Utah environmental officials have launched a new line of attack on the proposed high-level nuclear waste storage site on the Skull Valley Goshute Reservation, 45 miles southwest of Salt Lake City.
Nov. 16Utah environmental officials have launched a new line of attack on the proposed high-level nuclear waste storage site on the Skull Valley Goshute Reservation, 45 miles southwest of Salt Lake City.
The state Department of Environmental Quality (DEQ) says assurances the storage facility would be "temporary" were debunked by the disclosure last month that the U.S. Department of Energy (DOE) won't accept the type of waste cannister proposed for the Private Fuel Storage (PFS) facility at its permanent repository.
The "late contention" filed Friday aims to sway the Atomic Safety Licensing Board's impending decision on whether to grant PFS a license to ship 4,000 steel canisters of spent fuel rods from electric utilities, mostly in the East, to Skull Valley. Once in Utah, the deadly waste would sit on a concrete pad for up to 40 years before being shipped on to Yucca Mountain, 90 miles north of Las Vegas.
But environmental analyses of the PFS proposal to store 40,000 tons of spent nuclear fuel never considered the possibility that the waste canisters wouldn't later be accepted at Yucca Mountain.
That omission raises national concerns about a "dysfunctional national waste management system, and added risks and costs from multiple and unnecessary fuel shipments back and forth across the country," the complaint states.
Dianne Nielson, DEQ executive director, said Monday that getting the licensing board to consider the late filing was a long shot, since the board in mid-September concluded three weeks of closed-door hearings on the license.
Those hearings centered on the correctness of its earlier finding that a possible fighter jet crash onto the open-air waste facility posed an unacceptable risk. The board could issue the license as early as January, and PFS could begin its shipments by 2007.
Nielson said that since she learned of the DOE cannister rules, she has found it increasingly difficult to get information either from the Department of Energy or the Nuclear Regulatory Commission (NRC) or even whether the two federal agencies had talked with one another about the problem.
"We don't know what is happening with them," Nielson said. "If the industry is going to continue to use this canister, and DOE isn't going to accept them at Yucca Mountain, we have a significant disconnect. So it seems to me it's in everybody's interest to get this addressed."
An NRC spokeswoman didn't respond to a request for comment Monday.
At an October meeting of the U.S. Nuclear Waste Technical Review Board in Salt Lake City, Gary Lanthrum, director of DOE's transportation program, told The Salt Lake Tribune that DOE can only take nuclear waste at reactor sites. The waste would have to be packed according to contract before the agency could take title to it and ship it to the repository.

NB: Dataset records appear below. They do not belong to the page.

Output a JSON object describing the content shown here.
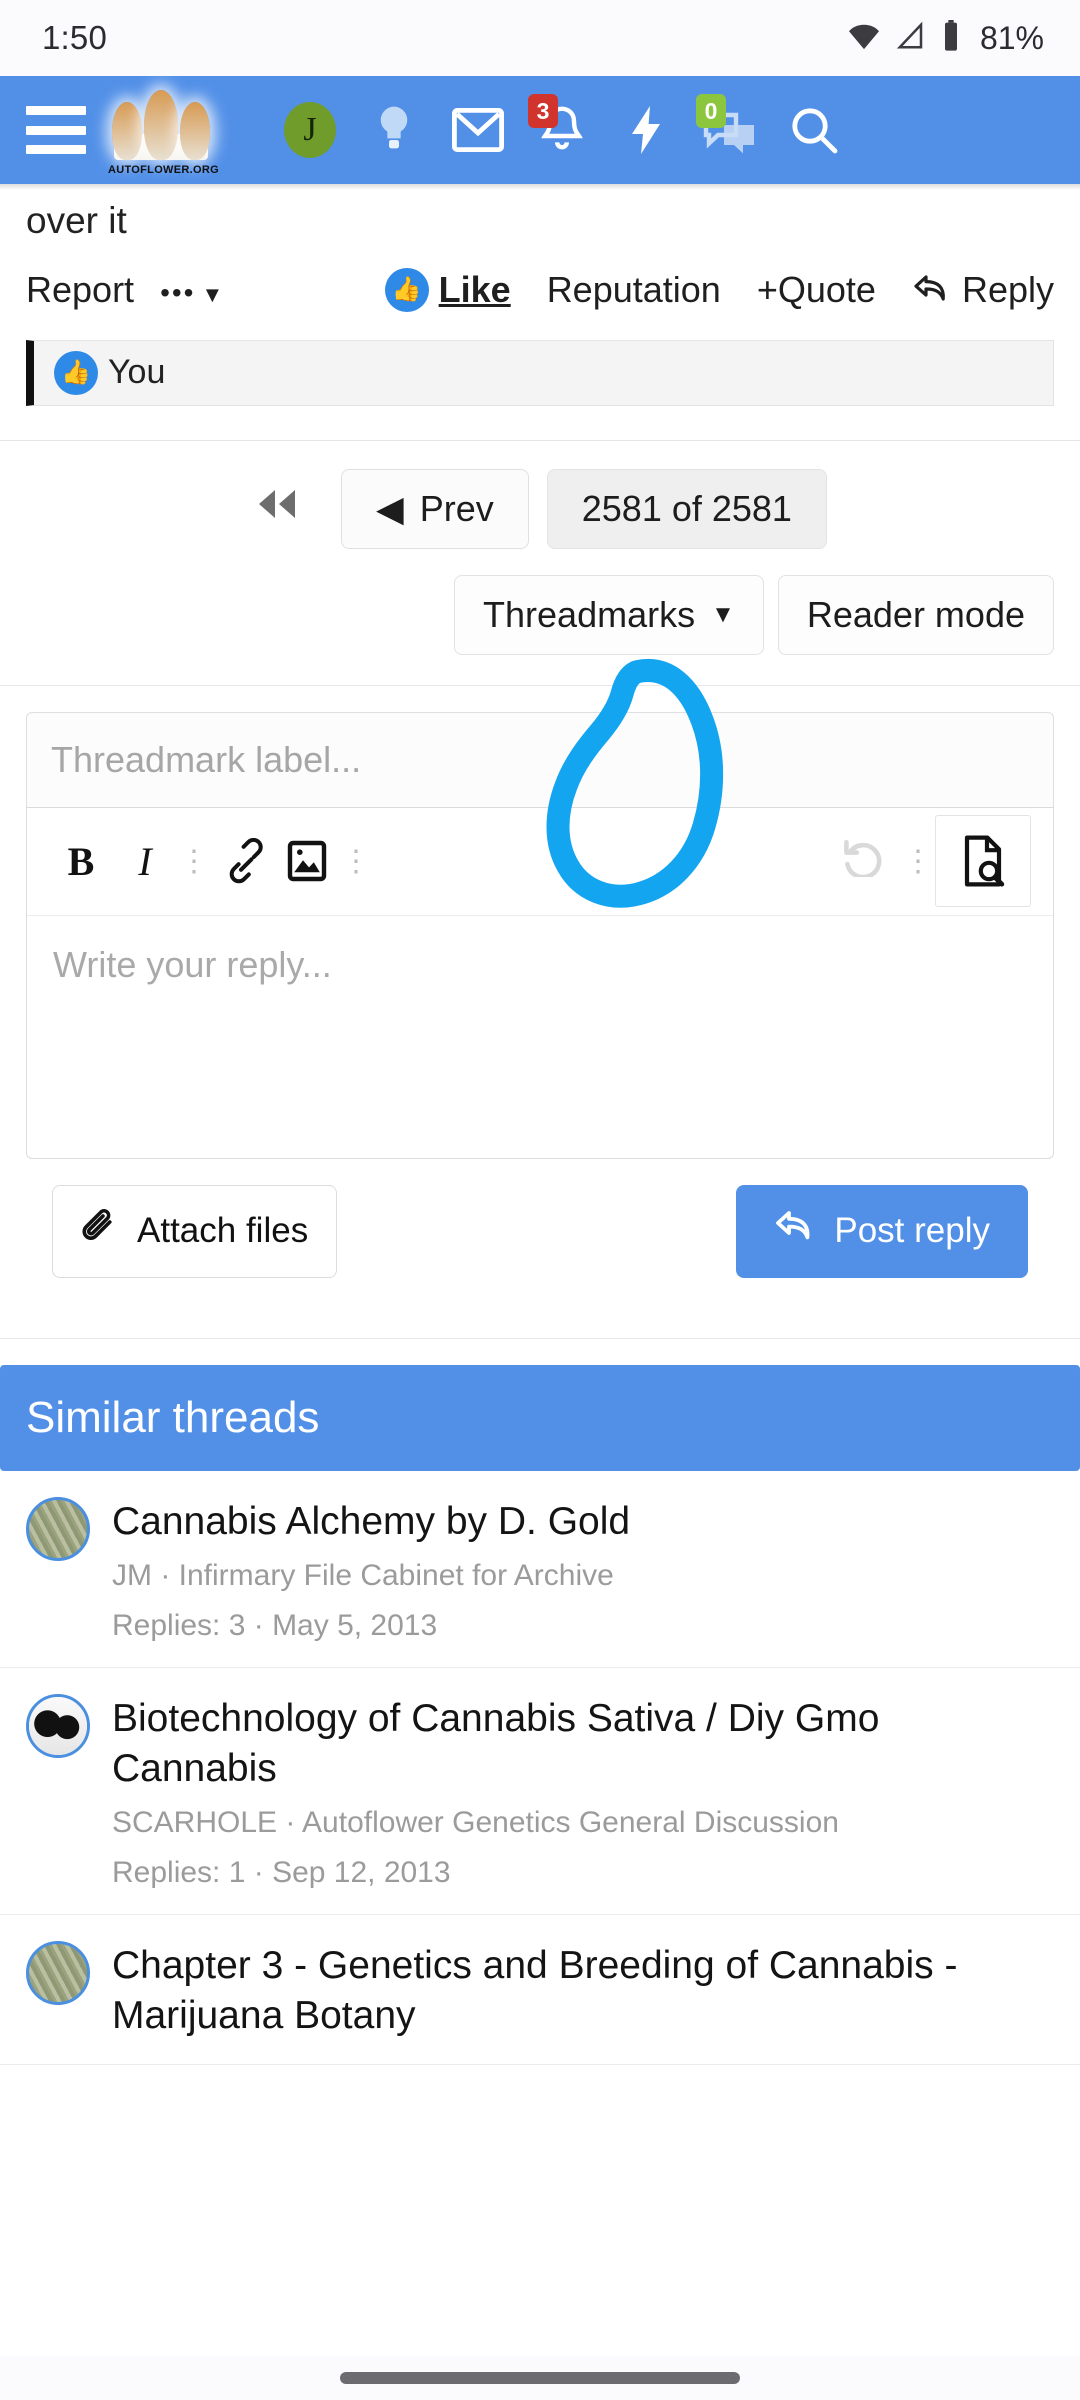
{
  "status_bar": {
    "time": "1:50",
    "battery_percent": "81%",
    "icons": [
      "wifi-icon",
      "signal-icon",
      "battery-icon"
    ]
  },
  "header": {
    "menu_icon": "hamburger-menu-icon",
    "logo_text": "AUTOFLOWER.ORG",
    "brand_color": "#5290e8",
    "avatar_initial": "J",
    "nav": [
      {
        "name": "user-avatar",
        "label": "J"
      },
      {
        "name": "lightbulb-icon",
        "label": ""
      },
      {
        "name": "inbox-icon",
        "label": ""
      },
      {
        "name": "alerts-bell-icon",
        "label": "",
        "badge": "3",
        "badge_color": "#d0342c"
      },
      {
        "name": "bolt-icon",
        "label": ""
      },
      {
        "name": "conversations-icon",
        "label": "",
        "badge": "0",
        "badge_color": "#8cc63e"
      },
      {
        "name": "search-icon",
        "label": ""
      }
    ]
  },
  "post": {
    "trailing_text": "over it",
    "actions": {
      "report": "Report",
      "more_dots": "•••",
      "like": "Like",
      "reputation": "Reputation",
      "quote": "Quote",
      "quote_plus": "+",
      "reply": "Reply"
    },
    "likes_row": {
      "text": "You",
      "icon": "thumbs-up-icon"
    }
  },
  "pagination": {
    "first_icon": "first-page-icon",
    "prev_label": "Prev",
    "prev_arrow": "◀",
    "current_label": "2581 of 2581",
    "current_page": 2581,
    "total_pages": 2581
  },
  "mode_bar": {
    "threadmarks_label": "Threadmarks",
    "threadmarks_caret": "▼",
    "reader_mode_label": "Reader mode"
  },
  "editor": {
    "threadmark_placeholder": "Threadmark label...",
    "body_placeholder": "Write your reply...",
    "toolbar": [
      {
        "name": "bold-button",
        "glyph": "B"
      },
      {
        "name": "italic-button",
        "glyph": "I"
      },
      {
        "name": "text-options-overflow-icon",
        "glyph": "⋮"
      },
      {
        "name": "insert-link-button",
        "glyph": "link"
      },
      {
        "name": "insert-image-button",
        "glyph": "image"
      },
      {
        "name": "insert-overflow-icon",
        "glyph": "⋮"
      },
      {
        "name": "undo-button",
        "glyph": "↺"
      },
      {
        "name": "toolbar-overflow-icon",
        "glyph": "⋮"
      },
      {
        "name": "preview-button",
        "glyph": "document-search"
      }
    ],
    "attach_label": "Attach files",
    "attach_icon": "paperclip-icon",
    "post_label": "Post reply",
    "post_icon": "reply-arrow-icon",
    "annotation": {
      "shape": "hand-drawn-circle",
      "color": "#14a5f0",
      "targets": "preview-button"
    }
  },
  "similar_threads": {
    "heading": "Similar threads",
    "items": [
      {
        "title": "Cannabis Alchemy by D. Gold",
        "meta": "JM · Infirmary File Cabinet for Archive",
        "replies": "Replies: 3 · May 5, 2013",
        "avatar": "leaf-photo-avatar"
      },
      {
        "title": "Biotechnology of Cannabis Sativa / Diy Gmo Cannabis",
        "meta": "SCARHOLE · Autoflower Genetics General Discussion",
        "replies": "Replies: 1 · Sep 12, 2013",
        "avatar": "faces-photo-avatar"
      },
      {
        "title": "Chapter 3 - Genetics and Breeding of Cannabis - Marijuana Botany",
        "meta": "",
        "replies": "",
        "avatar": "leaf-photo-avatar"
      }
    ]
  }
}
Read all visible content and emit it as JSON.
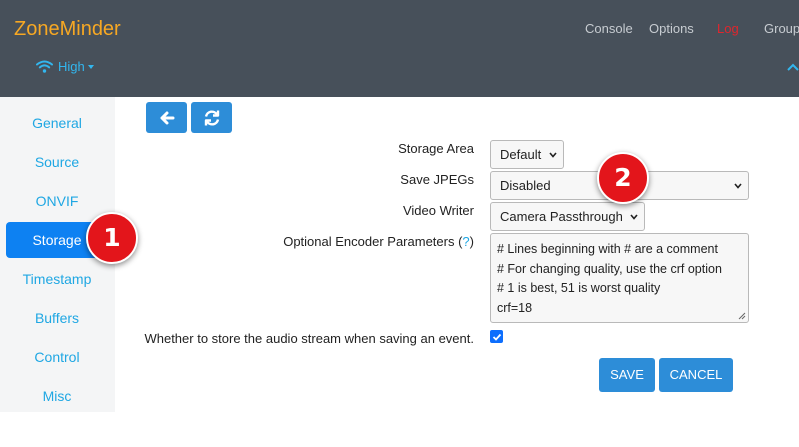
{
  "header": {
    "brand": "ZoneMinder",
    "bandwidth": "High",
    "nav": [
      "Console",
      "Options",
      "Log",
      "Group"
    ]
  },
  "sidebar": {
    "items": [
      "General",
      "Source",
      "ONVIF",
      "Storage",
      "Timestamp",
      "Buffers",
      "Control",
      "Misc"
    ],
    "active": "Storage"
  },
  "toolbar": {
    "back_icon": "arrow-left-icon",
    "refresh_icon": "refresh-icon"
  },
  "form": {
    "storage_area": {
      "label": "Storage Area",
      "value": "Default"
    },
    "save_jpegs": {
      "label": "Save JPEGs",
      "value": "Disabled"
    },
    "video_writer": {
      "label": "Video Writer",
      "value": "Camera Passthrough"
    },
    "encoder_params": {
      "label": "Optional Encoder Parameters (",
      "help": "?",
      "label_end": ")",
      "lines": [
        "# Lines beginning with # are a comment",
        "# For changing quality, use the crf option",
        "# 1 is best, 51 is worst quality",
        "crf=18"
      ]
    },
    "record_audio": {
      "label": "Whether to store the audio stream when saving an event.",
      "checked": true
    }
  },
  "actions": {
    "save": "SAVE",
    "cancel": "CANCEL"
  },
  "callouts": [
    "1",
    "2"
  ],
  "colors": {
    "brand": "#f7a823",
    "accent": "#1fa7e3",
    "active": "#0d81f2",
    "button": "#2d8dd8",
    "log": "#e0262d",
    "callout": "#e3151b"
  }
}
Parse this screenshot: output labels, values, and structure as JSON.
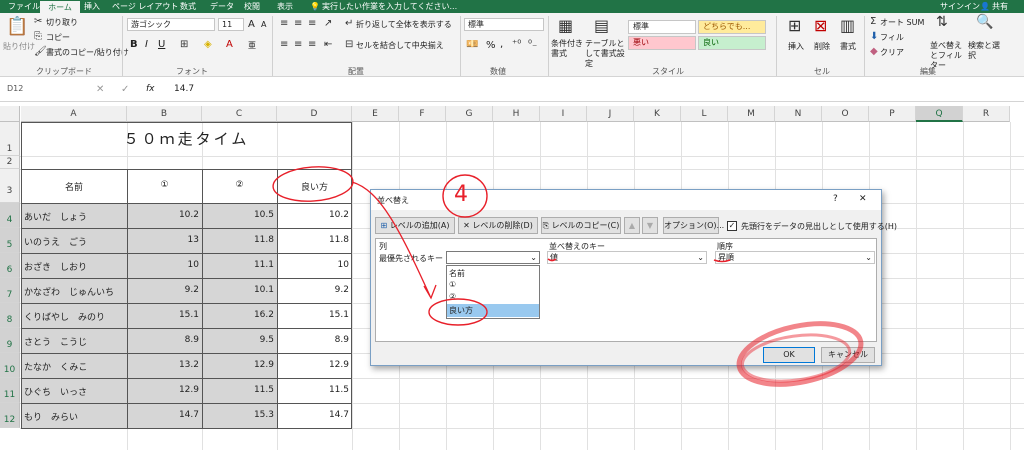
{
  "tabs": [
    "ファイル",
    "ホーム",
    "挿入",
    "ページ レイアウト",
    "数式",
    "データ",
    "校閲",
    "表示"
  ],
  "tell_me": "実行したい作業を入力してください...",
  "signin": "サインイン",
  "share": "共有",
  "ribbon": {
    "clipboard": {
      "paste": "貼り付け",
      "cut": "切り取り",
      "copy": "コピー",
      "format_painter": "書式のコピー/貼り付け",
      "label": "クリップボード"
    },
    "font": {
      "name": "游ゴシック",
      "size": "11",
      "grow": "A",
      "shrink": "A",
      "bold": "B",
      "italic": "I",
      "underline": "U",
      "phonetic": "亜",
      "label": "フォント"
    },
    "alignment": {
      "wrap": "折り返して全体を表示する",
      "merge": "セルを結合して中央揃え",
      "label": "配置"
    },
    "number": {
      "format": "標準",
      "percent": "%",
      "comma": ",",
      "label": "数値"
    },
    "styles": {
      "conditional": "条件付き書式",
      "table": "テーブルとして書式設定",
      "normal": "標準",
      "neutral": "どちらでも...",
      "bad": "悪い",
      "good": "良い",
      "label": "スタイル"
    },
    "cells": {
      "insert": "挿入",
      "delete": "削除",
      "format": "書式",
      "label": "セル"
    },
    "editing": {
      "autosum": "オート SUM",
      "fill": "フィル",
      "clear": "クリア",
      "sort": "並べ替えとフィルター",
      "find": "検索と選択",
      "label": "編集"
    }
  },
  "formula_bar": {
    "name_box": "D12",
    "fx": "fx",
    "value": "14.7"
  },
  "columns": [
    "A",
    "B",
    "C",
    "D",
    "E",
    "F",
    "G",
    "H",
    "I",
    "J",
    "K",
    "L",
    "M",
    "N",
    "O",
    "P",
    "Q",
    "R"
  ],
  "rows": [
    "1",
    "2",
    "3",
    "4",
    "5",
    "6",
    "7",
    "8",
    "9",
    "10",
    "11",
    "12"
  ],
  "sheet": {
    "title": "５０ｍ走タイム",
    "headers": [
      "名前",
      "①",
      "②",
      "良い方"
    ],
    "data": [
      {
        "name": "あいだ　しょう",
        "c1": "10.2",
        "c2": "10.5",
        "best": "10.2"
      },
      {
        "name": "いのうえ　ごう",
        "c1": "13",
        "c2": "11.8",
        "best": "11.8"
      },
      {
        "name": "おざき　しおり",
        "c1": "10",
        "c2": "11.1",
        "best": "10"
      },
      {
        "name": "かなざわ　じゅんいち",
        "c1": "9.2",
        "c2": "10.1",
        "best": "9.2"
      },
      {
        "name": "くりばやし　みのり",
        "c1": "15.1",
        "c2": "16.2",
        "best": "15.1"
      },
      {
        "name": "さとう　こうじ",
        "c1": "8.9",
        "c2": "9.5",
        "best": "8.9"
      },
      {
        "name": "たなか　くみこ",
        "c1": "13.2",
        "c2": "12.9",
        "best": "12.9"
      },
      {
        "name": "ひぐち　いっさ",
        "c1": "12.9",
        "c2": "11.5",
        "best": "11.5"
      },
      {
        "name": "もり　みらい",
        "c1": "14.7",
        "c2": "15.3",
        "best": "14.7"
      }
    ]
  },
  "annotation": {
    "number": "4"
  },
  "dialog": {
    "title": "並べ替え",
    "help": "?",
    "close": "✕",
    "add_level": "レベルの追加(A)",
    "delete_level": "レベルの削除(D)",
    "copy_level": "レベルのコピー(C)",
    "up": "▲",
    "down": "▼",
    "options": "オプション(O)...",
    "header_check_label": "先頭行をデータの見出しとして使用する(H)",
    "col_header": "列",
    "key_header": "並べ替えのキー",
    "order_header": "順序",
    "priority_label": "最優先されるキー",
    "key_value": "値",
    "order_value": "昇順",
    "dropdown_options": [
      "名前",
      "①",
      "②",
      "良い方"
    ],
    "ok": "OK",
    "cancel": "キャンセル"
  }
}
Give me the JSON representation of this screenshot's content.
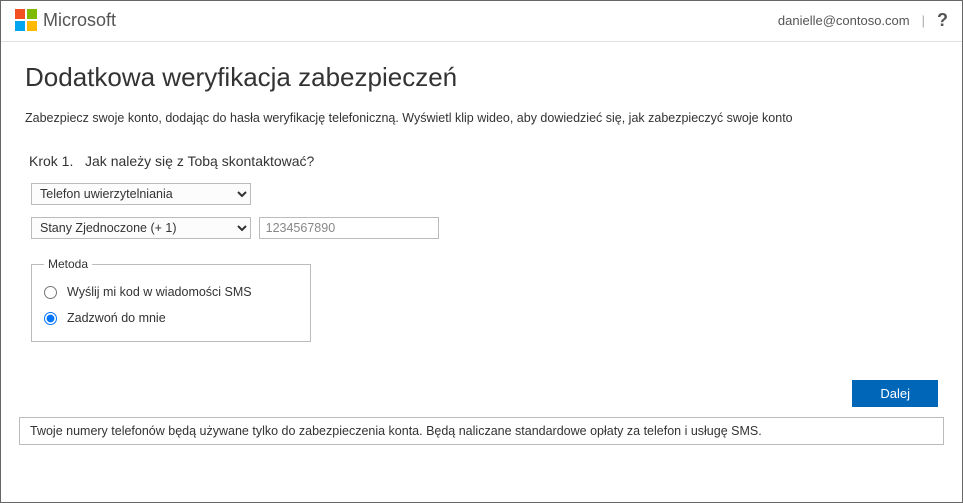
{
  "header": {
    "brand": "Microsoft",
    "user_email": "danielle@contoso.com",
    "help_label": "?"
  },
  "page": {
    "title": "Dodatkowa weryfikacja zabezpieczeń",
    "description": "Zabezpiecz swoje konto, dodając do hasła weryfikację telefoniczną. Wyświetl klip wideo, aby dowiedzieć się, jak zabezpieczyć swoje konto",
    "step_label": "Krok 1.   Jak należy się z Tobą skontaktować?"
  },
  "form": {
    "contact_method_selected": "Telefon uwierzytelniania",
    "country_selected": "Stany Zjednoczone (+ 1)",
    "phone_placeholder": "1234567890",
    "method_legend": "Metoda",
    "radio_sms_label": "Wyślij mi kod w wiadomości SMS",
    "radio_call_label": "Zadzwoń do mnie",
    "next_button": "Dalej"
  },
  "notice": "Twoje numery telefonów będą używane tylko do zabezpieczenia konta. Będą naliczane standardowe opłaty za telefon i usługę SMS."
}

PFS, however, plans to place the waste in its own steel shipping canisters, which would be welded shut. There would be no way to repack the waste to DOE specifications in Skull Valley, and it would remain the property of the utilities that created it. Lanthrum said that makes the PFS plan unacceptable under the agency's current contract.
Lanthrum repeated his statements to surprised Utah officials, including Nielson and Gov. Olene Walker, who later issued a statement reemphasizing her opposition to PFS. Gov.-elect Jon Huntsman Jr. also is opposed to the proposed nuclear waste storage site.
The state's complaint to the licensing board included concerns about the lack of assurance that PFS, a limited liability consortium of eight utilities, would have sufficient operating revenue or commitments from its customers to pay to repack or reship the fuel.
PFS spokeswoman Sue Martin declined comment on the complaint, except to say that PFS attorneys have asked the licensing board to be allowed to delay its formal response to the state's complaint until Dec. 1.
Late last month, the state petitioned the U.S. Supreme Court to review an appeals court ruling against state laws passed in 1998 and 2001 aimed at blocking the project.